President Brezhnev has played his ''China card.'' But the next move is still up to Moscow.
China has left little doubt that its ''real'' answer to Soviet overtures toward better relations awaits ''real'' good-faith actions by the Kremlin.
That is the implication of China's relatively mild, but firm, response to President Brezhnev's March 24 speech calling for improved relations. A senior Foreign Ministry spokesman in Peking declared, ''In Sino-Soviet relations and in international affairs, what we attach importance to are the actual deeds of the Soviet Union.''
In substance the Chinese response is in line with past statements. But its relatively moderate style underlined press reports from Peking that China would welcome a ''concrete'' Soviet gesture -- such as a freeze in deploying SS-20 missiles targeted on China from Siberia, a thinning out of Soviet troops on China's northern border, or even an acknowledgment of the need to tackle problems along the two countries' border.
The widely publicized Soviet bid seems calculated to appeal to Peking because of the strain in Sino-US relations over the Reagan administration's commitment to sell jet fighters to Taiwan.
But the Brezhnev speech is also a warning to Washington: If the United States continues its arms buildup against the Soviet Union, Moscow could retaliate by mending its fences with China. That would threaten NATO by freeing for use in Europe some of 45 Soviet divisions now deployed on China's border.
China has given no indication that it regards a token Soviet ''deed'' as likely. But it appears to be testing whether the US military buildup will change Moscow's intentions. If the Soviet Union feels a growing military threat, it might be tempted to move first toward a deal with China that would allow it to reinforce its East European front with some of the forces on China's border.
Last fall Moscow proposed reopening border talks, suspended in 1979 after the Soviet invasion of Afghanistan. But China has so far refused to respond on grounds there is no evidence of Soviet sincerity. Chinese sources have maintained a major improvement in relations requires reduction in Soviet forces on the Chinese border and reduction of the Soviet presence in Afghanistan and Indochina.
Despite deadlock on these issues, there are signs Chinese and Soviet negotiators are seeking common ground on improving trade and cultural contacts.

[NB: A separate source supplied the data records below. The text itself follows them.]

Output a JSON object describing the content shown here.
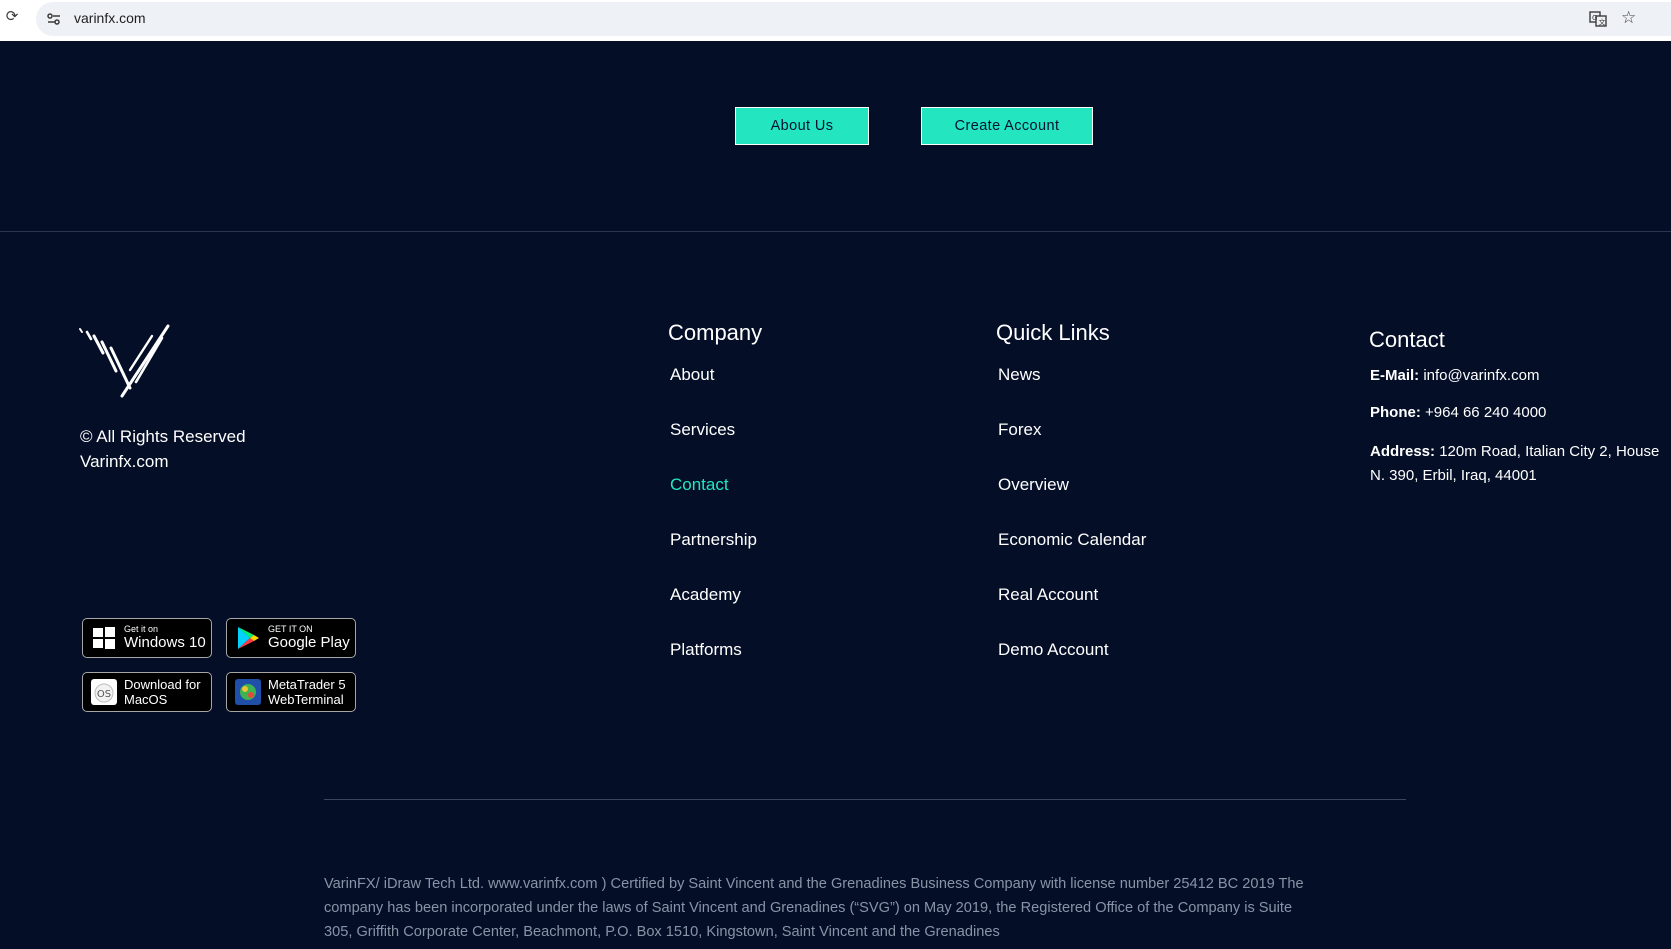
{
  "browser": {
    "url": "varinfx.com"
  },
  "hero": {
    "about_label": "About Us",
    "create_label": "Create Account"
  },
  "brand": {
    "rights_line1": "© All Rights Reserved",
    "rights_line2": "Varinfx.com"
  },
  "badges": {
    "windows": {
      "small": "Get it on",
      "big": "Windows 10"
    },
    "google": {
      "small": "GET IT ON",
      "big": "Google Play"
    },
    "mac": {
      "line1": "Download for",
      "line2": "MacOS"
    },
    "mt5": {
      "line1": "MetaTrader 5",
      "line2": "WebTerminal"
    }
  },
  "company": {
    "title": "Company",
    "links": [
      "About",
      "Services",
      "Contact",
      "Partnership",
      "Academy",
      "Platforms"
    ]
  },
  "quick_links": {
    "title": "Quick Links",
    "links": [
      "News",
      "Forex",
      "Overview",
      "Economic Calendar",
      "Real Account",
      "Demo Account"
    ]
  },
  "contact": {
    "title": "Contact",
    "email_label": "E-Mail:",
    "email": "info@varinfx.com",
    "phone_label": "Phone:",
    "phone": "+964 66 240 4000",
    "address_label": "Address:",
    "address": "120m Road, Italian City 2, House N. 390, Erbil, Iraq, 44001"
  },
  "legal": "VarinFX/ iDraw Tech Ltd. www.varinfx.com ) Certified by Saint Vincent and the Grenadines Business Company with license number 25412 BC 2019 The company has been incorporated under the laws of Saint Vincent and Grenadines (“SVG”) on May 2019, the Registered Office of the Company is Suite 305, Griffith Corporate Center, Beachmont, P.O. Box 1510, Kingstown, Saint Vincent and the Grenadines",
  "colors": {
    "background": "#040e27",
    "accent": "#23e6c1",
    "muted_text": "#8a93a6"
  }
}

In his speech, Brezhnev said the Soviet Union is willing to agree ''without any preliminary conditions'' on new economic, scientific, and cultural ties as a step toward political reconciliation. China is making trade proposals to a Soviet trade mission now in Peking, and a Chinese mission visited the Soviet Union a few months ago. In these lower-level contacts each side will have ample opportunity to draw its own conclusions about just how sincere the other side is.